Arthur I. Cyr

Arthur I. Cyr is Clausen Distinguished Professor at Carthage College and author of “After the Cold War.”

Hurricane Harvey’s storm status was reduced just after reaching the coast of Texas, but damage was severe. There was destruction in and around Houston and elsewhere before the storm faded further north over Ohio.

Today, we expect the White House and federal agencies to provide effective leadership in mitigating national disasters, which people until the 20th century fatalistically viewed as unavoidable “acts of God.”

President Donald Trump and Melania Trump were quick to visit the area.
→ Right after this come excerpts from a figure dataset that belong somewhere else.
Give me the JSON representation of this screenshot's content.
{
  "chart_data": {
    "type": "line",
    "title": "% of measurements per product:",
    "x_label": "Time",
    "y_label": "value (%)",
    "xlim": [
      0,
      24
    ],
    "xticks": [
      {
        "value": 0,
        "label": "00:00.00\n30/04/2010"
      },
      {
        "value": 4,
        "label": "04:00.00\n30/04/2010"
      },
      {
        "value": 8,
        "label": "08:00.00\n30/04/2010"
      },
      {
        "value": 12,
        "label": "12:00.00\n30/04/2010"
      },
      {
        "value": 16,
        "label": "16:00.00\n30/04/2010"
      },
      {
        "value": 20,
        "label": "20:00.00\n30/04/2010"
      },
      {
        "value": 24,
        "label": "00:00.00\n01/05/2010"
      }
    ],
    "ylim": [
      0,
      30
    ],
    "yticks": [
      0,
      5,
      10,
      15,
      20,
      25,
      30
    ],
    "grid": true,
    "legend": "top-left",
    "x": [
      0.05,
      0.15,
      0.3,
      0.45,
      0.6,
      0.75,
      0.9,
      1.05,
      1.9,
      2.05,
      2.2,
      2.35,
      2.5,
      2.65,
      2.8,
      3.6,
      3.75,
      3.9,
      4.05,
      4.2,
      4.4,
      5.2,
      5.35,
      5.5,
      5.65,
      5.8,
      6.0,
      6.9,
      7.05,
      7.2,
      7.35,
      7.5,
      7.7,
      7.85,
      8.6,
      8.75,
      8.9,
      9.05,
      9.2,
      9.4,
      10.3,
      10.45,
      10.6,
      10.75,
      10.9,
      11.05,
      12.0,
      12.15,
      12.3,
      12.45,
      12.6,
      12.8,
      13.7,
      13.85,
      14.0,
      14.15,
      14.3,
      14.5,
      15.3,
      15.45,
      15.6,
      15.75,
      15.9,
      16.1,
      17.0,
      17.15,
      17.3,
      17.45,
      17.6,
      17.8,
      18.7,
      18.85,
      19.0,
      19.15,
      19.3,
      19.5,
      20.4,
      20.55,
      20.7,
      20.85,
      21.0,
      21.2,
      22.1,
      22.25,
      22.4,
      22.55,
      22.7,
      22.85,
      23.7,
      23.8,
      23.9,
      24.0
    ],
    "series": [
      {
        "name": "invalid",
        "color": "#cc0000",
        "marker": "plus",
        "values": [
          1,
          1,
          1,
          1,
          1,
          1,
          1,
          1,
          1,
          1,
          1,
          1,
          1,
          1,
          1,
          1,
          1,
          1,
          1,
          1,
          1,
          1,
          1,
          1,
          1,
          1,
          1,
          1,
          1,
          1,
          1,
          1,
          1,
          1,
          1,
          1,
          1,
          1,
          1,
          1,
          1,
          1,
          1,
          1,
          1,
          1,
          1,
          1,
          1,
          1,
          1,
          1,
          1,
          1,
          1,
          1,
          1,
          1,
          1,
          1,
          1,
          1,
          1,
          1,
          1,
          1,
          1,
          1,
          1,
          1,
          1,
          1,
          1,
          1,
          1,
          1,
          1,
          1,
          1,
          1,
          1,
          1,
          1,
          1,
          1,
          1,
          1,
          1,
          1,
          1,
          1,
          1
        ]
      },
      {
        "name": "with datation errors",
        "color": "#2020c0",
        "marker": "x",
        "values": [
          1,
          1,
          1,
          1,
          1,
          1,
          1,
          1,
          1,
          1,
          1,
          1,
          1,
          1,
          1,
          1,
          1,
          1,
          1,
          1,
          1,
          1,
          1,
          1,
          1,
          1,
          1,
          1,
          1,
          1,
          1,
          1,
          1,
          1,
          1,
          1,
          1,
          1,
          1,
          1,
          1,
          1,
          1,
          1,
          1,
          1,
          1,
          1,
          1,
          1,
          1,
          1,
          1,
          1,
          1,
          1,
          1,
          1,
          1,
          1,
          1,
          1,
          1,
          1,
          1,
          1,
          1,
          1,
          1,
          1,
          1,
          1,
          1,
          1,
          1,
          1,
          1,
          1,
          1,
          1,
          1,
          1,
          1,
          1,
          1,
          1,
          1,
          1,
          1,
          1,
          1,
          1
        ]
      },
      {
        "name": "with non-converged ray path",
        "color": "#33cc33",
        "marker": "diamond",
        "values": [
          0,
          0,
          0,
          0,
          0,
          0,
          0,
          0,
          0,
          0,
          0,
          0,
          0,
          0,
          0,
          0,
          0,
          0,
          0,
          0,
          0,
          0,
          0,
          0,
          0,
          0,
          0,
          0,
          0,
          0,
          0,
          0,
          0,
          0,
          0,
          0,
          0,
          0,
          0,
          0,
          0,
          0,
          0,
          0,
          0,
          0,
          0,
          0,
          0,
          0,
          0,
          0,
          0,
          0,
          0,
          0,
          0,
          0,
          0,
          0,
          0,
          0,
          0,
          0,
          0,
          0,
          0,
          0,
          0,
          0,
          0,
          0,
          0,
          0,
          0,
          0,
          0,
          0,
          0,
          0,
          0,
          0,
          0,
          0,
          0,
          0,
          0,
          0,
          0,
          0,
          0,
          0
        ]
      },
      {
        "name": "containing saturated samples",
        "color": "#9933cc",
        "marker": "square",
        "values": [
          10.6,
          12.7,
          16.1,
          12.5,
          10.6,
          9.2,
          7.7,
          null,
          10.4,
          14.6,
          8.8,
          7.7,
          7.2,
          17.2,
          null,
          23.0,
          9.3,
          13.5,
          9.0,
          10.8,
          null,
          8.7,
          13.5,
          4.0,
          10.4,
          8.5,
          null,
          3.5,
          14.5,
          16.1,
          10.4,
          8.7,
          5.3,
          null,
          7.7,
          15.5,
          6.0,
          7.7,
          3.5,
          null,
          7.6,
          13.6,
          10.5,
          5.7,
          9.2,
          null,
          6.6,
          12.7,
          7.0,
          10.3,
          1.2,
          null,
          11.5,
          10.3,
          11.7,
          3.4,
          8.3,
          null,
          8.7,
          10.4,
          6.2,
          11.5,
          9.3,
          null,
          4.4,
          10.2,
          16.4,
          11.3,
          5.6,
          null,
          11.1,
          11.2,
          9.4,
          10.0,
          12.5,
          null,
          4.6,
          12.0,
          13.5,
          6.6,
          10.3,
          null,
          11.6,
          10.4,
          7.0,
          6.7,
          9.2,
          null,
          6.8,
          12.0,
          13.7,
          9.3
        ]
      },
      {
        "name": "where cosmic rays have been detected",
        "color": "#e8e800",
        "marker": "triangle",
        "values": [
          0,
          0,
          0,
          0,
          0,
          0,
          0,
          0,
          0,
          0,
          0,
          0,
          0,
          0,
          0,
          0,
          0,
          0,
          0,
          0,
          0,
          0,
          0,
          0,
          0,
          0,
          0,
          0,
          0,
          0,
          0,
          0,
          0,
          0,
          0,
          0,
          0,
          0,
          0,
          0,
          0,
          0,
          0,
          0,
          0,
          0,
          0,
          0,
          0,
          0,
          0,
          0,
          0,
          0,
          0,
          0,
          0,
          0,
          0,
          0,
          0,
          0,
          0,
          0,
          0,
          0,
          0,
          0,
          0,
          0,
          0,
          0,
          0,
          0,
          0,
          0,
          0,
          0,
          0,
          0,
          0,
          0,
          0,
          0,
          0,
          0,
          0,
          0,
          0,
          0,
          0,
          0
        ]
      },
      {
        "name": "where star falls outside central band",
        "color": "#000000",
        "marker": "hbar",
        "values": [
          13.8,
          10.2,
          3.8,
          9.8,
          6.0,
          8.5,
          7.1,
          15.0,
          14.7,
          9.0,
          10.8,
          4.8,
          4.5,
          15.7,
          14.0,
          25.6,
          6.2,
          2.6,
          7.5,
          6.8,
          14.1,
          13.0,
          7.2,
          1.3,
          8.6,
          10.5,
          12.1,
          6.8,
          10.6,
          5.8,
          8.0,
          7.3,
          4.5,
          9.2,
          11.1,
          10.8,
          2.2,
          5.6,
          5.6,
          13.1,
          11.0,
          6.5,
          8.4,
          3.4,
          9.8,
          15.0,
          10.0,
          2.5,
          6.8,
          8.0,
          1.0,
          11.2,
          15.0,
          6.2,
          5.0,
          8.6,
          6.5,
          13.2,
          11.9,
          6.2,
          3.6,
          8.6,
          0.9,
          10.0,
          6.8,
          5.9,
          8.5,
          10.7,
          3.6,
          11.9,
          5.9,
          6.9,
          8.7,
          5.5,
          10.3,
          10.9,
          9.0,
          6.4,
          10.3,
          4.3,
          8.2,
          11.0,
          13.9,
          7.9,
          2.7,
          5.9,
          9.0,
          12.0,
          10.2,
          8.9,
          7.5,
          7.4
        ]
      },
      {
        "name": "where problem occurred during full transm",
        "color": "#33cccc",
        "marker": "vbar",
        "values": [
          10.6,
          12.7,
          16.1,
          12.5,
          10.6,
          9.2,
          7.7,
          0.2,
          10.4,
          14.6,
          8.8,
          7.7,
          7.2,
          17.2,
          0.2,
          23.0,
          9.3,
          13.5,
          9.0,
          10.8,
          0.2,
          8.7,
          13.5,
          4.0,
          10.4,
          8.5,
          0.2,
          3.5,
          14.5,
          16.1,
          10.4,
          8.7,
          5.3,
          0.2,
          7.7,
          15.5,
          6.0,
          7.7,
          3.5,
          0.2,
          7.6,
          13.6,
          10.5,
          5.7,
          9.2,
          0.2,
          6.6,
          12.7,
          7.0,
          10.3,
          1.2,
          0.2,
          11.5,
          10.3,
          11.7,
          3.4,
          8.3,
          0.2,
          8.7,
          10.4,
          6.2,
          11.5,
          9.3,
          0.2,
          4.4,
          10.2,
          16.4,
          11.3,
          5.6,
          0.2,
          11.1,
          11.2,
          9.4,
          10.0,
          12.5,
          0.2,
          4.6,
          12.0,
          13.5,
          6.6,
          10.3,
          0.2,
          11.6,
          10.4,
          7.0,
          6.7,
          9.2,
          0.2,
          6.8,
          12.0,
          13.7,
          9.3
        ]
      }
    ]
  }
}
In the past century, American society has steadily expanded disaster relief efforts.

Within the same period, the mass media have played a steadily more important role in reporting terrible events in graphic human terms. Reporting on severe storms shows the complex contemporary interplay between media and people.

Photography transformed newspapers by adding graphic, sometimes shocking, visual images to text. Radio and television greatly expanded the capacity of the news to communicate the emotional, human aspects of events. The Internet and increasingly visual as well as audio cellphones carry the process further.

Simultaneously, Americans have steadily raised the bar regarding expectations of government. President George W. Bush suffered serious political damage from public perception that he seemed both ineffective and uncaring in reaction to the Hurricane Katrina devastation.

One very widely distributed photo showed Bush in Air Force One, gazing down at the floodwaters far below. Combined with news that an unqualified socialite friend was in charge of the Federal Emergency Management Agency, the image of Bush far above the fray proved costly.

By contrast, one century earlier in 1906, another Republican president, Theodore Roosevelt, established the precedent of immediate direct White House involvement after the San Francisco earthquake. His initiatives included a quick congressional appropriation of $2.5 million, a radical move and substantial sum for that time.

Teddy Roosevelt also involved the military in humanitarian relief.

Military methods restored order. Soldiers and police shot an estimated 500 looters, including 34 men who attempted to rob U.S. Mint and Treasury buildings that contained $239 million in bullion and cash.

There was no FEMA, which was created during the Carter administration. Roosevelt instead stressed the role of the Red Cross.

Future President Herbert Hoover developed a further great expansion of the U.S. approach to disaster relief, including overseas humanitarian assistance. During and after World War I, he led the enormous U.S. Food Administration and American Relief Administration, credited with preventing devastating mass starvation in Europe.

In 1927, Commerce Secretary Herbert Hoover spearheaded an enormous humanitarian effort after massive Mississippi River flooding.

In 1965, Hurricane Betsy became the first Gulf Coast storm to create more than $1 billion in damage. President Lyndon Johnson immediately flew to New Orleans and spent many hours visiting storm victims, slogging through water to isolated shacks, anxious Secret Service agents and local politicians in tow. Follow-up federal relief was comprehensive.

U.S. presidents for more than a century have developed this tradition as a leadership test.